4. Experimental Results

The method was validated on Sentinel-2 surface reflectance imagery across six diverse scenes (Sichuan, Hainan, Qinghai, Hubei, Jiangsu, Yunnan) with heterogeneous cloud cover.

Comparative Baselines:
- Traditional Physical: Separated thin/thick correction (SSADCP + FRARC). Suffered from boundary artifacts and cloud residuals.
- Zero-Shot Deep Learning: Used ZID and DIP. Struggled with domain gaps (natural images vs. remote sensing) and had high computational costs (~30 mins/scene).
- Pure VLM: Direct Qwen-Image-Edit output.

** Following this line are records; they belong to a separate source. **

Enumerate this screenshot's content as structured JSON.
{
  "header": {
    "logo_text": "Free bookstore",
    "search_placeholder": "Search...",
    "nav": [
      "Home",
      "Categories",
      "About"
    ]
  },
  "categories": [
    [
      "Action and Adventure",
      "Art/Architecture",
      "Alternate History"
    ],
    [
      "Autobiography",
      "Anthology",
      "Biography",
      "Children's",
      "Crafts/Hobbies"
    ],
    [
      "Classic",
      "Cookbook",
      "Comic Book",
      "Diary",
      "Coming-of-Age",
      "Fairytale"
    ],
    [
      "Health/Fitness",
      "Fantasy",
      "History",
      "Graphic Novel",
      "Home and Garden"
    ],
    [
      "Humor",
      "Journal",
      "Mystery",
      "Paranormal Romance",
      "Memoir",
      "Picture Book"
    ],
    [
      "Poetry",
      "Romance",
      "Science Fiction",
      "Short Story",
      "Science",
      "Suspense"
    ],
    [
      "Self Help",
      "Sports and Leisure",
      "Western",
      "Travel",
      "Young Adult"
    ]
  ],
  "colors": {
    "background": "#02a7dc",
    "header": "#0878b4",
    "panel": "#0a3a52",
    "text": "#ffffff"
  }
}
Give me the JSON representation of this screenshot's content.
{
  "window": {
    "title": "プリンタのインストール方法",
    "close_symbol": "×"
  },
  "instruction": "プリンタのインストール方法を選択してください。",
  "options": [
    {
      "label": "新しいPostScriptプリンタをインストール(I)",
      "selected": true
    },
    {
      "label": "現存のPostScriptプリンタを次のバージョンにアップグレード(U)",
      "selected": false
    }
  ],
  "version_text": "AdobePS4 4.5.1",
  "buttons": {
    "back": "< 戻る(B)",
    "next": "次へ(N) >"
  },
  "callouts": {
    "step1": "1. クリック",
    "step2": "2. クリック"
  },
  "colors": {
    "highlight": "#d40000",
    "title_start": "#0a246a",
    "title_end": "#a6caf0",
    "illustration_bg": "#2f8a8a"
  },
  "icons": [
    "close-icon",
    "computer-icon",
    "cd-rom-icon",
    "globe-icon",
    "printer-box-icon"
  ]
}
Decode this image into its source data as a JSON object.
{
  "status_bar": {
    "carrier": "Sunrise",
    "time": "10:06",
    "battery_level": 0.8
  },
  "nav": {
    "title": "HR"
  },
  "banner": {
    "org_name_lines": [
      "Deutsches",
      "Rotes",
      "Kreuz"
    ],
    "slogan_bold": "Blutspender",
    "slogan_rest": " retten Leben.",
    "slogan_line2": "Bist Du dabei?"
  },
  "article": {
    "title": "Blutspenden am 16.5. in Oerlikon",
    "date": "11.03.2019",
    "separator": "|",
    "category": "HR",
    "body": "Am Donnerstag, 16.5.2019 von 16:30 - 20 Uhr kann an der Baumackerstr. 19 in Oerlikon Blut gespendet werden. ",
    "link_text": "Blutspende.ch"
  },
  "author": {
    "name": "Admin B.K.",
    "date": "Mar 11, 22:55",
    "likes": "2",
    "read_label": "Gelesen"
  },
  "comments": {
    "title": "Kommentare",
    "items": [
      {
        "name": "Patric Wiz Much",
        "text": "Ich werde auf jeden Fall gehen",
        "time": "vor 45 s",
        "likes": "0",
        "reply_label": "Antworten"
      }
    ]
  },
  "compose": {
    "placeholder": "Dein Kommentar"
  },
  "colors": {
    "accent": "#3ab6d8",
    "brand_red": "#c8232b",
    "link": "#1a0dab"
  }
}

Produced severe hallucinations (fictitious textures, non-existent land cover).
Performance Metrics: PhyVLM-CR significantly outperformed all baselines in PSNR and SSIM.
- Example (Hubei): PhyVLM-CR achieved 27.188 PSNR and 0.9220 SSIM, compared to ~19.7/0.73 for traditional methods and ~18.9/0.56 for pure VLM.
Qualitative Results: The method successfully removed clouds while preserving radiometric fidelity and spectral details, avoiding the "hallucinated" features seen in pure generative models and the "patchy" boundaries seen in segmented methods.

5. Significance

This paper represents a paradigm shift in remote sensing restoration:

Bridging AI and Physics: It demonstrates how to safely leverage the powerful semantic reasoning of Large Multimodal Models (LMMs/VLMs) in scientific domains by constraining them with physical laws.
Solving the "Mixed Cloud" Problem: By treating cloud removal as a continuous spectrum rather than a binary classification task, it solves the long-standing issue of discontinuities in mixed-cloud scenes.
Reliability: It mitigates the risk of AI hallucinations in critical applications (e.g., disaster monitoring, agriculture) by ensuring that reconstructed content is either physically derived or temporally verified, rather than purely generated.